Most of the time, we don't notice this. The compiler, the CPU, and the language runtime work hard to preserve the illusion of sequential execution. In single-threaded code, the illusion is near-perfect. But the cost of maintaining that illusion across threads is enormous, so at the boundary of concurrency, the curtain gets pulled back and the graph shows through.

That's what's happening in our test. t1's store and t2's load aren't connected by any edge in the graph. Nothing in the Relaxed ordering forces one to happen before the other, and nothing forces their effects to propagate in any particular order. So the runtime is free to pick any ordering it likes, including the one where both threads miss each other's writes.

So how do we fix it?

So how do we make the test pass? We add edges to the graph. That's what the Ordering parameter is for.

x.store(1, Ordering::SeqCst);
y.load(Ordering::SeqCst)

Swapping Relaxed for SeqCst (sequentially consistent) is the heaviest hammer in the box. It says: all SeqCst operations across all threads must appear to happen in some single global order that every thread agrees on. Under this constraint, the "both reads return 0" execution becomes impossible. If there's a global order, then either x.store comes before x.load or y.store comes before y.load (or both), and whichever it is, the corresponding load must see 1.
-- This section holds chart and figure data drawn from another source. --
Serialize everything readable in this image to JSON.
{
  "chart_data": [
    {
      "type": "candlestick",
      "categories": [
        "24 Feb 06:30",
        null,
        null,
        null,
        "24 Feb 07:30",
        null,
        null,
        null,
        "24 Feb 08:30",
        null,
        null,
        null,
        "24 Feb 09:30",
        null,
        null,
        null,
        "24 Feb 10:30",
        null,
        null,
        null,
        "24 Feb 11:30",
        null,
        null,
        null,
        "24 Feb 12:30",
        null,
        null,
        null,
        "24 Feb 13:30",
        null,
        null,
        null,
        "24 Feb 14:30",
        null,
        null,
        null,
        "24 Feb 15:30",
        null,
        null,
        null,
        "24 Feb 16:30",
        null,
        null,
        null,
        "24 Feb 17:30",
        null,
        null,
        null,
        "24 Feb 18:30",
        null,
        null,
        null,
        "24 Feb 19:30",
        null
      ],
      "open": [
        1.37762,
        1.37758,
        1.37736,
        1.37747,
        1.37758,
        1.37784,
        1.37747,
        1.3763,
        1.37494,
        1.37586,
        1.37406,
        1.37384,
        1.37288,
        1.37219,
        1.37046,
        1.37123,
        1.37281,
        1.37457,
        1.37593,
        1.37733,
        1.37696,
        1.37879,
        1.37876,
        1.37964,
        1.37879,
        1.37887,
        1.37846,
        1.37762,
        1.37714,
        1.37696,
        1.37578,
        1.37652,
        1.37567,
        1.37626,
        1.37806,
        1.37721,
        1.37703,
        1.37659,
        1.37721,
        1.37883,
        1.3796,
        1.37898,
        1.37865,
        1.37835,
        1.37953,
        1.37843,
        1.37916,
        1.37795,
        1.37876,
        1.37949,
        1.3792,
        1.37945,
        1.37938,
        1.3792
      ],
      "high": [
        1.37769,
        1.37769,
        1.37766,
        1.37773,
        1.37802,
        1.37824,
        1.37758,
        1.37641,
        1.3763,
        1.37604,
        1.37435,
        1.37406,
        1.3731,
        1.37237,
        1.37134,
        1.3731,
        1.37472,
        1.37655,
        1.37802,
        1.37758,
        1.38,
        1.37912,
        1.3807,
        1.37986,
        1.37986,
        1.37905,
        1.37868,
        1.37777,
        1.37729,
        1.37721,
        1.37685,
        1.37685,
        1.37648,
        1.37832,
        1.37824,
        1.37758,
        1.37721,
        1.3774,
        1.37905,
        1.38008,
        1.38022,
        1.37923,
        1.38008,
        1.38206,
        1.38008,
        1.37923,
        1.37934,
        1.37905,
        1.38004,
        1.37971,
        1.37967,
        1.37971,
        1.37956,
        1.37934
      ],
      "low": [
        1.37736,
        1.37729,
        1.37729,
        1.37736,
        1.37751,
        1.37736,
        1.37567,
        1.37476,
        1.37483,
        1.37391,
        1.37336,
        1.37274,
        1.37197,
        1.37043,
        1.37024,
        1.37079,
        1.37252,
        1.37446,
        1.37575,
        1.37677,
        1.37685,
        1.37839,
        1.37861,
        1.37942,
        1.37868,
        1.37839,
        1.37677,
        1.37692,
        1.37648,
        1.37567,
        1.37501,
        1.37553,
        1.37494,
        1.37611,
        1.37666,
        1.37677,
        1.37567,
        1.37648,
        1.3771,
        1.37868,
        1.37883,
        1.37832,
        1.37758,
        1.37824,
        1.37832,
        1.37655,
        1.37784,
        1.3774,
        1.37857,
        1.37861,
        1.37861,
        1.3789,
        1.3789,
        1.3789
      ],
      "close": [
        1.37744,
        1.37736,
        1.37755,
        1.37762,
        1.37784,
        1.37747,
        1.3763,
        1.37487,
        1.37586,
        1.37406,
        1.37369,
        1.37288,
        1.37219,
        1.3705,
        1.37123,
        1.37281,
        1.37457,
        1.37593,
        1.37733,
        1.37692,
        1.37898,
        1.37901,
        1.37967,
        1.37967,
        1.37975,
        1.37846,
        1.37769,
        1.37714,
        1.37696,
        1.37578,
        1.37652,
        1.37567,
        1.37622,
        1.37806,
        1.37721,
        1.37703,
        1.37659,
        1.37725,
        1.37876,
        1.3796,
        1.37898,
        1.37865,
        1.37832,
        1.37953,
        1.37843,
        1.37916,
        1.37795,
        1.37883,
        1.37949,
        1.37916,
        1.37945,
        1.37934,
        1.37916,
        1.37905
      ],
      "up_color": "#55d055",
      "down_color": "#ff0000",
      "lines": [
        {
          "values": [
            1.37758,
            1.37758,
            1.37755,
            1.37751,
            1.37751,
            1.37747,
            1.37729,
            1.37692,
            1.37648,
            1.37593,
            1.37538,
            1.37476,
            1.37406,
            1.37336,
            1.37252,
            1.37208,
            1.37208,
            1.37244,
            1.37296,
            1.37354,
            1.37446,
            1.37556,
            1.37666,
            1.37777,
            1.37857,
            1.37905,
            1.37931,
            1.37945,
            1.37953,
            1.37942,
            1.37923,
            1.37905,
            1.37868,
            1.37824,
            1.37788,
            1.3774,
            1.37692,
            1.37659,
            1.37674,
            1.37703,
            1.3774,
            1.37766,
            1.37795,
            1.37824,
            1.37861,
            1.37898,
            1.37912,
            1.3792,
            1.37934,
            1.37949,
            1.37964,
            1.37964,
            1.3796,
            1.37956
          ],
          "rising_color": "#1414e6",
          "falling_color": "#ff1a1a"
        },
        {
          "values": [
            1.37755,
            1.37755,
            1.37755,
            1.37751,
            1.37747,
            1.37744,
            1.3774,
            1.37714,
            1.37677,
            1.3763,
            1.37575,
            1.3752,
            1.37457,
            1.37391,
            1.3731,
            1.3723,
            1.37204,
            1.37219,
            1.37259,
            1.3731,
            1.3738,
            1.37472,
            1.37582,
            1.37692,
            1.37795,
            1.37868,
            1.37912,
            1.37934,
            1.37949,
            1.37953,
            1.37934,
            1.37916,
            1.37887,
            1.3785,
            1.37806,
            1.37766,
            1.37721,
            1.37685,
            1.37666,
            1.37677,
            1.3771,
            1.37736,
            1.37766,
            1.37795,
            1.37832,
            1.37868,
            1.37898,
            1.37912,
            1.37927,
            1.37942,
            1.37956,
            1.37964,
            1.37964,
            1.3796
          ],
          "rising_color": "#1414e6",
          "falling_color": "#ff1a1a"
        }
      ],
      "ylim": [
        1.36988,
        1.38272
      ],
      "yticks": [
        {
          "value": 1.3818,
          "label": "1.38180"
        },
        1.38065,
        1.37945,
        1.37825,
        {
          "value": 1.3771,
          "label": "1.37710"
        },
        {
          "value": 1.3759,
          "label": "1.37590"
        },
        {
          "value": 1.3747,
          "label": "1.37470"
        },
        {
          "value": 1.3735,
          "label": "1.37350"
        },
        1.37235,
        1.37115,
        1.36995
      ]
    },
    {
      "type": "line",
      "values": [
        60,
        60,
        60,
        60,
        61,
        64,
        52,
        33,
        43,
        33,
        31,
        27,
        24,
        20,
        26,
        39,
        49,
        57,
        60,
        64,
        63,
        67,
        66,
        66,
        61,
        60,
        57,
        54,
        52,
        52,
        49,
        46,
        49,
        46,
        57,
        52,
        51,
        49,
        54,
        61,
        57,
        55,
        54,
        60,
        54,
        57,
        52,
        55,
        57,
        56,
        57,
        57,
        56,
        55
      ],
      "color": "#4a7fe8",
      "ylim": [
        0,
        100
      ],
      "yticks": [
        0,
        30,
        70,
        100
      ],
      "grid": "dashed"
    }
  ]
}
There are weaker (and cheaper) orderings too: Acquire, Release, AcqRel. It's out of this post's scope to unpack what each of them does exactly (and honestly it's out of my brain's scope too).
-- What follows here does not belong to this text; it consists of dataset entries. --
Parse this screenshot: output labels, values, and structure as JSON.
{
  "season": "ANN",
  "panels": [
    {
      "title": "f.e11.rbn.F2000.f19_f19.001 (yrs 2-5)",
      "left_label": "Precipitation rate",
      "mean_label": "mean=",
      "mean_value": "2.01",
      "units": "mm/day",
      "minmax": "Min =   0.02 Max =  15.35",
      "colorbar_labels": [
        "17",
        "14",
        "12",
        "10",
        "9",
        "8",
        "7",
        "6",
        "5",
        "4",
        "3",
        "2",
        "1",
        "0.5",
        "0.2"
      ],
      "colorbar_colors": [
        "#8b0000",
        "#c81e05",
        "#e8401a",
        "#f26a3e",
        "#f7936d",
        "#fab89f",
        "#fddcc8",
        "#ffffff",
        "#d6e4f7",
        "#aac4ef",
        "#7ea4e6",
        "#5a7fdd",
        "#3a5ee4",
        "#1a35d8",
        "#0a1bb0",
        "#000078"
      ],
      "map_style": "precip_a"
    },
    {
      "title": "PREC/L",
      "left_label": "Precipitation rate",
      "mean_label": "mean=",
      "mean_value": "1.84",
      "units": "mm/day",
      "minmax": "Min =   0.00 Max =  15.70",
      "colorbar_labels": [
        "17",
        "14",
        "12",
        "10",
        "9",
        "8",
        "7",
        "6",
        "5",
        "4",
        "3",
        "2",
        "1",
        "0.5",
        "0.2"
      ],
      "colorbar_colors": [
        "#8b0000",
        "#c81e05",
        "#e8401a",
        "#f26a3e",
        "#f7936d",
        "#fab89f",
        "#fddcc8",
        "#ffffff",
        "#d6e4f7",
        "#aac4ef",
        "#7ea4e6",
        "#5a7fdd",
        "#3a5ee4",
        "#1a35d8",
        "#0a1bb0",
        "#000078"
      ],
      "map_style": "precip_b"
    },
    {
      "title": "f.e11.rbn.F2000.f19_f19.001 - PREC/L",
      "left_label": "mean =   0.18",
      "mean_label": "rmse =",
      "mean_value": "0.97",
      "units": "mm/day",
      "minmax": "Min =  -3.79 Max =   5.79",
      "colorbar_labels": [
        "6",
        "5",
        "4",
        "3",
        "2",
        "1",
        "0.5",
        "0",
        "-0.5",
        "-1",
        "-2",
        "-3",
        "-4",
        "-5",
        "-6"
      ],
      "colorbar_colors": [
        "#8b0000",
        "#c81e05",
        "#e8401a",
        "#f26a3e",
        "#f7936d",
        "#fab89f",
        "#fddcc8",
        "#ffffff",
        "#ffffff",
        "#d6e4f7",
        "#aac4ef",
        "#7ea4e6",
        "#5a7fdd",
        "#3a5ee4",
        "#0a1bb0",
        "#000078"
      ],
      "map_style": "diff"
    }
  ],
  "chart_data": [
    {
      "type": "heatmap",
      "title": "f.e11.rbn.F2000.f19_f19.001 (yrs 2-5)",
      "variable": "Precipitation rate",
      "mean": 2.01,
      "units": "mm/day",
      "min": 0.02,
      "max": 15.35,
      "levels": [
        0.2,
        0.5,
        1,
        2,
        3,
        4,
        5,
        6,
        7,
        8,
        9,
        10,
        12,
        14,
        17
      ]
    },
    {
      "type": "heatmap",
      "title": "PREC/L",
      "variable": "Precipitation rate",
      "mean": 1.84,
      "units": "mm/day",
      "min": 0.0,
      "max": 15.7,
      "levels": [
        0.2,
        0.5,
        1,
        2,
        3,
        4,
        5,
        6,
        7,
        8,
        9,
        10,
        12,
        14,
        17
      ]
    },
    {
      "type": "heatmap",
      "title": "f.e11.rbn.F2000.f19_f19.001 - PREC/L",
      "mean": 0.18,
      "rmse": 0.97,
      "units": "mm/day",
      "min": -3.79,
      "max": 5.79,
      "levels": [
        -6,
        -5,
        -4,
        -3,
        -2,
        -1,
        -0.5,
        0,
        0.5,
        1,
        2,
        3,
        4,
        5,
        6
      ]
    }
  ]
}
The general shape is: each ordering level is a different set of edges you're willing to pay for, and picking the right one is about the minimal set of edges your invariants actually require.

Summary

• A program isn't the sequential text you read. It's a graph, and concurrency is just where that truth stops being hideable. Ordering is how you declare, precisely and at a cost, which edges of that graph actually matter to you.

• Don't go deep into the lock-free world unless you really have to. The stream was more than enough to scare me off.

Reference

As always, this post is heavily based on Jon Gjentset's Crust of Rust — Atomics and Memory Ordering session. If you are interested in this topic, watching the original video is highly recommended.